Du ci-devant Rugy

Même s'il n'est ni responsable ni coupable de sa particule, François de Rugy s'avère le premier représentant de la noblesse française à présider la chambre des députés depuis 1875 – la France hésitait alors entre monarchie et République. Comme aujourd'hui ?...

François de Rugy fait converger sur soi-même, à son corps défendant et plus que de raison, une foultitude de symboles : il y a embouteillage sémiotique sur la personne ! 

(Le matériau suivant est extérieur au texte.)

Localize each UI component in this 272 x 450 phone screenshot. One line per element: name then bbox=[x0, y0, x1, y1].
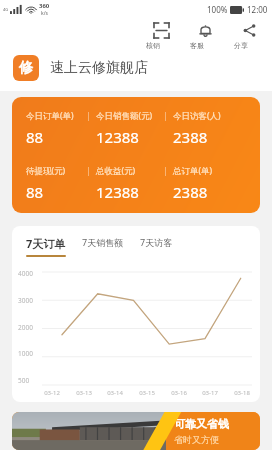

D'abord et avant tout, la prime offerte – sous la forme du perchoir et de l'hôtel de Lassay afférent – à la traîtrise en politique considérée comme une vertu cardinale en ces temps nouveaux qui s'ouvrent : le sens de l'adaptation. Les convictions (de gauche) sont désormais ineptes et infécondes si elles ne sont pas accompagnées d'un parachute idoine, c'est-à-dire si elles ne s'avèrent pas à géométrie variable. M. de Rugy incarne donc la cohérence souhaitable de la méduse portée par les flots. Que les saumons ringards qui s'épuisent à remonter le courant sachent s'en inspirer ! La fidélité, la sincérité, la franchise, la constance, bref la droiture – de gauche ! – sont passées de mode. Qu'on se le dise : le nouveau président de l'Assemblée nationale en est le symbole (sur)vivant.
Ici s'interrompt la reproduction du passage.